Associations have obligatory a management board and a general meeting. The association is free to organize other organs (bodies); the supervisory board is mentioned in the law, as well as meeting of delegates and also branches.

The general meeting has the mandatory power to appoint and dismiss (more than half of ) the members of the management board, to establish or approve of the annual balance sheet, to amend the statutes, to decide about merger and splitting of the association, to dissolve the association and to decide in cases where the law or statutes have not distributed the power to other organs. The statutes may give the general meeting more powers.

The management board has the power to manage the association and to represent the association towards third parties. In this they have independent decision power; they have not to follow specific instructions of the general meeting (from this perspective the general meeting has not the supreme power). Often the statutes give the management board the power to decide about the obligations of the members, but may also distribute this power to the general meeting.

In general the internal bodies are seen as collectively responsible, but the chairman has the power to declare the result of the vote of a body (as well as the content of an oral proposal). There are no rules about officers, as this does not fit in the Dutch (civil code) system of organisations-legal persons. Directors are employees with a labor contract, being subordinate to the management board. Directors may have more independent power according to the statutes or to the labor contract.

Other specific names –and tasks- for board members are not a matter of the national law but of the tradition in certain areas and of course of the statutes.

About voting there are only rules for the general meeting of the association. Members (10%) have the right to request for a general meeting and in case the board does not react within 14 days, the members can convoke the meeting themselves. As a general rule there are no quorum and no qualified majority requirements. The exception is the amendment of the statutes. The convocation rules are here rather strict and the majority has to be two third, unless the statutes regulate this differently. For the decision to convert an association in another type of legal person the majority has to be nine tenth of the cast votes.

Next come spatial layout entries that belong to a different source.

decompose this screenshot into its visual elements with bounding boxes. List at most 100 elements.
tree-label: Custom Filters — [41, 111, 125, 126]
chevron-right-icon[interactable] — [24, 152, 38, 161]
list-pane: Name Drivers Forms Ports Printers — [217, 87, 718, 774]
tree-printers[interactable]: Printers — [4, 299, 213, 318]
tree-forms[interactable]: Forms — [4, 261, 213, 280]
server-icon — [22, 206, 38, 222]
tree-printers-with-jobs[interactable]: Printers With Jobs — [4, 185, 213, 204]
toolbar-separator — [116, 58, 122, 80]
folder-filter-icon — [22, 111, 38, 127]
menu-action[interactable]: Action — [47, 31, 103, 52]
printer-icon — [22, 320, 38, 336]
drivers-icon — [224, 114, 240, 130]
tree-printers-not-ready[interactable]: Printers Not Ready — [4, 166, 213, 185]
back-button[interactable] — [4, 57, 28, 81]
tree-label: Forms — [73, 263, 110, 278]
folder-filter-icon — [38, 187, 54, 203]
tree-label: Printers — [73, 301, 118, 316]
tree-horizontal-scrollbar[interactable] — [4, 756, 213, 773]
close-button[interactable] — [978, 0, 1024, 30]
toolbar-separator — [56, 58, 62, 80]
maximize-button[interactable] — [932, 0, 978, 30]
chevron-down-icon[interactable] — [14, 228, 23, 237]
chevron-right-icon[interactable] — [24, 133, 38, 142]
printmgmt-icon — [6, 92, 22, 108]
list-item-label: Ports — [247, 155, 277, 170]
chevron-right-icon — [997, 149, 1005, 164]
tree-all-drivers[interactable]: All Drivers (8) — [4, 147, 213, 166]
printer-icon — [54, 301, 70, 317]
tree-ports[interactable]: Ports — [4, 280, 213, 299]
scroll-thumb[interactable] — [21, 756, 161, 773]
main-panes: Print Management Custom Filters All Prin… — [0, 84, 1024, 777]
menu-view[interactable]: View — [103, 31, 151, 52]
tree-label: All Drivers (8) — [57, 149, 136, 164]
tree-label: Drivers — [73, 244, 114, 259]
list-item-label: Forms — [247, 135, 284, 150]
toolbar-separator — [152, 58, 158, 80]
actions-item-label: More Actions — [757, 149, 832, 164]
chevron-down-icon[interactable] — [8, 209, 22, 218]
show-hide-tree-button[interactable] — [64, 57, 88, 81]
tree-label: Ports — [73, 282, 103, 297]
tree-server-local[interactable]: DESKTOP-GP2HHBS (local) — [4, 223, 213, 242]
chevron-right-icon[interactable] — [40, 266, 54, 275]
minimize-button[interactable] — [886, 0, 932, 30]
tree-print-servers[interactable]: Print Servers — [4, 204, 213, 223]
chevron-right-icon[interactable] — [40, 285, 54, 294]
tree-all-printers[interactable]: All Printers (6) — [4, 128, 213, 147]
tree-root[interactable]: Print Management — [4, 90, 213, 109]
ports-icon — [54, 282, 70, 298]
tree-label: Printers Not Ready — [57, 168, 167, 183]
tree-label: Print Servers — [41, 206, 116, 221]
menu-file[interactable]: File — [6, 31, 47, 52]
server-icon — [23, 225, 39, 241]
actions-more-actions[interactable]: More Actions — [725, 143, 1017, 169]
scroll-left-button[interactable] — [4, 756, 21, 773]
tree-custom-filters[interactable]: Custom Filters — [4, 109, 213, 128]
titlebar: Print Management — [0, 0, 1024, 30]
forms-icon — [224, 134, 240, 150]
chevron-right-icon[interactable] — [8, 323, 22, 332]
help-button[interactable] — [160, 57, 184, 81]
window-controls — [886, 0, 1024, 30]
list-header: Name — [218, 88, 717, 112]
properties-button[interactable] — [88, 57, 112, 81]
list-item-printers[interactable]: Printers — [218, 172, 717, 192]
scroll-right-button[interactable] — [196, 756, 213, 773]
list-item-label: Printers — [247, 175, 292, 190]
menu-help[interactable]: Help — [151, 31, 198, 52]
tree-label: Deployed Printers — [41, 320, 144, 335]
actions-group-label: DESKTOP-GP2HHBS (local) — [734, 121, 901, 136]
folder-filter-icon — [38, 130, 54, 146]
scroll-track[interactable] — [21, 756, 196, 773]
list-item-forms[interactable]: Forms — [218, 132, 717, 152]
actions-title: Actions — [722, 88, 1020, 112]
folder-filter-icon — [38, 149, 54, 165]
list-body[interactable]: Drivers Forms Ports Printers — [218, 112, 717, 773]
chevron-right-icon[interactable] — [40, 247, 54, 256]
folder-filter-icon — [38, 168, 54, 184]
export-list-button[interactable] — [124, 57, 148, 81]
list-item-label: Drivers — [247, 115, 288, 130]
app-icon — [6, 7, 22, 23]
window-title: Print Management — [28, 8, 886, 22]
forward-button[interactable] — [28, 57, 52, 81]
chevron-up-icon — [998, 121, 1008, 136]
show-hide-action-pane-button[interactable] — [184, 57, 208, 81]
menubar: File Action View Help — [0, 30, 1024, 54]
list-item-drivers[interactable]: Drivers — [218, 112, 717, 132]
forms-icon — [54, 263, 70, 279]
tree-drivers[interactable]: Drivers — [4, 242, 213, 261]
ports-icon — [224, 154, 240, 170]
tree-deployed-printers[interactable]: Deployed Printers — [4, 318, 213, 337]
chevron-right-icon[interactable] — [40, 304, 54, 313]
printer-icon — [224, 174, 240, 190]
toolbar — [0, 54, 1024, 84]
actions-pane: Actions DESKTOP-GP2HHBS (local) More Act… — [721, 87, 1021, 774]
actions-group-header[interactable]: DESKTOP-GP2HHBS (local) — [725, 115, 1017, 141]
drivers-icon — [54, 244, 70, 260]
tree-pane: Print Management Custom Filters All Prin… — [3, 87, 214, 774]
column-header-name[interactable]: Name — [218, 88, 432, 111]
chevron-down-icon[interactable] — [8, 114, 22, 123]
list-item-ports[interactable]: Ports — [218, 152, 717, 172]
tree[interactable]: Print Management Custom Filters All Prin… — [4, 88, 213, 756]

The governance of the foundation in the law is rather meagre. Only a management board is required. This board has the power to manage and represent the foundation. It may have the power to dissolve the foundation unless this is regulated in the statutes differently. The power to amend the statutes has an organ only on the basis of an explicit authority given by the statutes. The court has the power to amend the statutes when not changing the statutes would lead to consequences that reasonably can not be wanted by the establishers and either the statutes do not provide the possibility to amend the statutes or the competent organ does not take the initiative to amend. The court deviates as little as possible from the existing statutes. The court may also indicate a new purpose if necessary. This regulation is comparable with the cy-presrule in common lawcountries. The power to make the decision to convert the foundation in another type of legal person is with the management board in a normal majority vote, but for this conversion the management board needs authorization of the district court. In many bigger foundations there is also a supervisory board, but this is not regulated in the law. As the law does not make limitations to the types and amount of internal bodies of a foundation this is not a problem. Only the membership-prohibition –see II.C above- has to be taken into account.